Quantum Machine Learning TechnologiesID# 2023-5598, 2023-5601, 2023-5606, 2023-5605, 2023-5615, 2023-5614, 2023-5613
A family of inventions covers various quantum computing & machine learning related topics. Quantum Machine Learning (QML) combines the benefits of quantum computing & machine learning. Two inventions propose solutions to improve performance of QML models, one by optimizing the shot allocation for training on real hardware, and another via a new embedding scheme using QRAM Memory. As the accessibility of quantum computing hardware grows, there is a concern for security, which are addressed in two of the inventions. One proposes a solution to model & simulate adversarial tampering on quantum circuits, another supports user distribution of their quantum computing tasks among trusted & untrusted quantum providers. Another proposes a method to prevent IP theft when using hybrid quantum classical algorithms. These inventions represent significant contributions to the field of quantum computing and its intersection with machine learning and cybersecurity.

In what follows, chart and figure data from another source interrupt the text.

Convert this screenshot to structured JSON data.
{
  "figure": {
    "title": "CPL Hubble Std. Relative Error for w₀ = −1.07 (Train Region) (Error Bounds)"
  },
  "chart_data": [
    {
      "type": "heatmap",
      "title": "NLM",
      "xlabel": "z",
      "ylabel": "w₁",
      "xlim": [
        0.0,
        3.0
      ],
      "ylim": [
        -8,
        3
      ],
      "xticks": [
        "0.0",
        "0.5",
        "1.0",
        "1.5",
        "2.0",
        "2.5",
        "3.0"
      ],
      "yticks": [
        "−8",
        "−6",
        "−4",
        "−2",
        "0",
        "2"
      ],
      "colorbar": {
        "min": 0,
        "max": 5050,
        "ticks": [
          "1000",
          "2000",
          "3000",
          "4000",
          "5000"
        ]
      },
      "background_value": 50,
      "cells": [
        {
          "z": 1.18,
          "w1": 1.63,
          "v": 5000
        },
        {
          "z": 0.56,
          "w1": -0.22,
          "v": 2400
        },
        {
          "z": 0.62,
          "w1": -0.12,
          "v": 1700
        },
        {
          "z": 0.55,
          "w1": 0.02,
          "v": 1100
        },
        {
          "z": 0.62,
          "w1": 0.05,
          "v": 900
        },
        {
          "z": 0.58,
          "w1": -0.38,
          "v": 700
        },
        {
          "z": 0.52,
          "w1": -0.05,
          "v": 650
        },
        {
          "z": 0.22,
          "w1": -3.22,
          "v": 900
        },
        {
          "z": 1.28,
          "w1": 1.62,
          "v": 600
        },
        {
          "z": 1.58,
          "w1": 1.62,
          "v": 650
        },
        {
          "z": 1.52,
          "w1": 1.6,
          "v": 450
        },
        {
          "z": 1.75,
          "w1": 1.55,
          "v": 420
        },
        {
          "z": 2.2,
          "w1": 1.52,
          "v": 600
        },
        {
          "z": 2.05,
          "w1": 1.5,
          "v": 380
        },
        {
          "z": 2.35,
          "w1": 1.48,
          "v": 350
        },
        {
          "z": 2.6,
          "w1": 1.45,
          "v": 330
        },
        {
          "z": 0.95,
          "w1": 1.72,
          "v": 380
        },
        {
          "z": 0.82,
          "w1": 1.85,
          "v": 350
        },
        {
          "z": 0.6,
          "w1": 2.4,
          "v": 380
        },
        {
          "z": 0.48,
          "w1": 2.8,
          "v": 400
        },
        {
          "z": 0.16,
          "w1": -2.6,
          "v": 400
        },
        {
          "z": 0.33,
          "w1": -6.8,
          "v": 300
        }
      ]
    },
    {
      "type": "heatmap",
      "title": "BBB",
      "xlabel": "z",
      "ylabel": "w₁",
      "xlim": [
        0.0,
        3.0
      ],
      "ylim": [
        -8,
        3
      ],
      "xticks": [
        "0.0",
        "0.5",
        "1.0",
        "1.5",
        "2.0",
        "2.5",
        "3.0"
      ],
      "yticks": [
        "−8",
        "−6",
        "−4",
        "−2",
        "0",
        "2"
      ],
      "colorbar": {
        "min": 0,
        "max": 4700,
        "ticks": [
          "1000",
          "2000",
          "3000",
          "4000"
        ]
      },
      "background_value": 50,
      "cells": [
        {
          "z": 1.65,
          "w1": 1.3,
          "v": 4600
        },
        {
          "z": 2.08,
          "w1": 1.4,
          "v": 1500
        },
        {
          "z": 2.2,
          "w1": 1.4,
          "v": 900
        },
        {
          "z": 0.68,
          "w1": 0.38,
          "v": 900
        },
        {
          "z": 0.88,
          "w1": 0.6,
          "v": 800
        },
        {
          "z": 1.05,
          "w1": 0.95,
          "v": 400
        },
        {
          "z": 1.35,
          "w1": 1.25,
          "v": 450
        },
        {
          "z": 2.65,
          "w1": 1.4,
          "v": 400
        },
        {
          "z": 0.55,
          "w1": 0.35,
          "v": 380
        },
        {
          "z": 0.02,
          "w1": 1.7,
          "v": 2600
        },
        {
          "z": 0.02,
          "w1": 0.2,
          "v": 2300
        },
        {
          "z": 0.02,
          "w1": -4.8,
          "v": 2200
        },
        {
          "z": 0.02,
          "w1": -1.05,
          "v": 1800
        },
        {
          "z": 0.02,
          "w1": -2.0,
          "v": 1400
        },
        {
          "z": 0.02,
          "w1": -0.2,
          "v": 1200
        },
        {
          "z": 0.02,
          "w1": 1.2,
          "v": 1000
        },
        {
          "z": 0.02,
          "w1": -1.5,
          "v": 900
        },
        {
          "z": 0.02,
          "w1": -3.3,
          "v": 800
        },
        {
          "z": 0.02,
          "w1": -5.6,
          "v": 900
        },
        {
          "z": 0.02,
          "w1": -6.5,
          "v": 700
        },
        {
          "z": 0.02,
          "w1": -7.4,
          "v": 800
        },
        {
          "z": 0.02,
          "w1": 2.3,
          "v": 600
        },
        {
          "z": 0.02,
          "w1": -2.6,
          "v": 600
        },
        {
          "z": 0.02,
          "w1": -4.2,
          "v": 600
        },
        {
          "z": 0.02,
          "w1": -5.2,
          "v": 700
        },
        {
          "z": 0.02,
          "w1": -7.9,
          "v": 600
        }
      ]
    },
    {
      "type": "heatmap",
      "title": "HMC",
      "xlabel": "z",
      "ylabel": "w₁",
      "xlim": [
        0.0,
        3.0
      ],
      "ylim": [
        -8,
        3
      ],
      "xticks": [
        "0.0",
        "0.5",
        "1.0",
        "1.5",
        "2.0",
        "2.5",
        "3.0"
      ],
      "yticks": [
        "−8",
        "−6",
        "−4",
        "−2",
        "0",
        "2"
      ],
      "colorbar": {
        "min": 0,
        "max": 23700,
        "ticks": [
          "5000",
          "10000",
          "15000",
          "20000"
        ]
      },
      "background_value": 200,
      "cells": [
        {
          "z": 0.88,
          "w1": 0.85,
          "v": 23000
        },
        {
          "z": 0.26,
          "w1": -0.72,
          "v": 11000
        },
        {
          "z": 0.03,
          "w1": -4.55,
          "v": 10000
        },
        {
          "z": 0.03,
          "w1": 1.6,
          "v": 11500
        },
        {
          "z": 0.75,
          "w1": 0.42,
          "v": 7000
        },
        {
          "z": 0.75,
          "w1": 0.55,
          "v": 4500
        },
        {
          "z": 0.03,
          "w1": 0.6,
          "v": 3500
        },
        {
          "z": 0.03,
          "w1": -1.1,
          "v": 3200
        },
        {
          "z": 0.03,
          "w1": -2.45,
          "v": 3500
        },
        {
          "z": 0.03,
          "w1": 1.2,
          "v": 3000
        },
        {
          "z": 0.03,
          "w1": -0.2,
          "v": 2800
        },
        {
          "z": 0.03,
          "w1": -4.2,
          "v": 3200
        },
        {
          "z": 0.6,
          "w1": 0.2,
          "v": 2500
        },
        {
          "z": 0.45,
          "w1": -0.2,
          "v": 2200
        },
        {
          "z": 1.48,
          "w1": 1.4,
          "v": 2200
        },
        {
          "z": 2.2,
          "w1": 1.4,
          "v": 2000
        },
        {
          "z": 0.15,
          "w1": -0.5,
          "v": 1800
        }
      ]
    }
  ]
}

Application & Market Utility
- A novel method to speed up the convergence of QML models. This reduces the number epochs, providing speedup & reducing cost
- A method for obfuscating quantum circuits to enhance security during compilation
- An optimization method for QML models to reduce training time & cost
- An embedding scheme using QRAM for machine learning applications
- A solution to quantum computing insecurity by modeling adversarial tampering
- A method to address QML security by de-risking untrusted or unreliable third-party tools and hardware
Prototype quantum circuits and emulations are available to share with prospective licensees.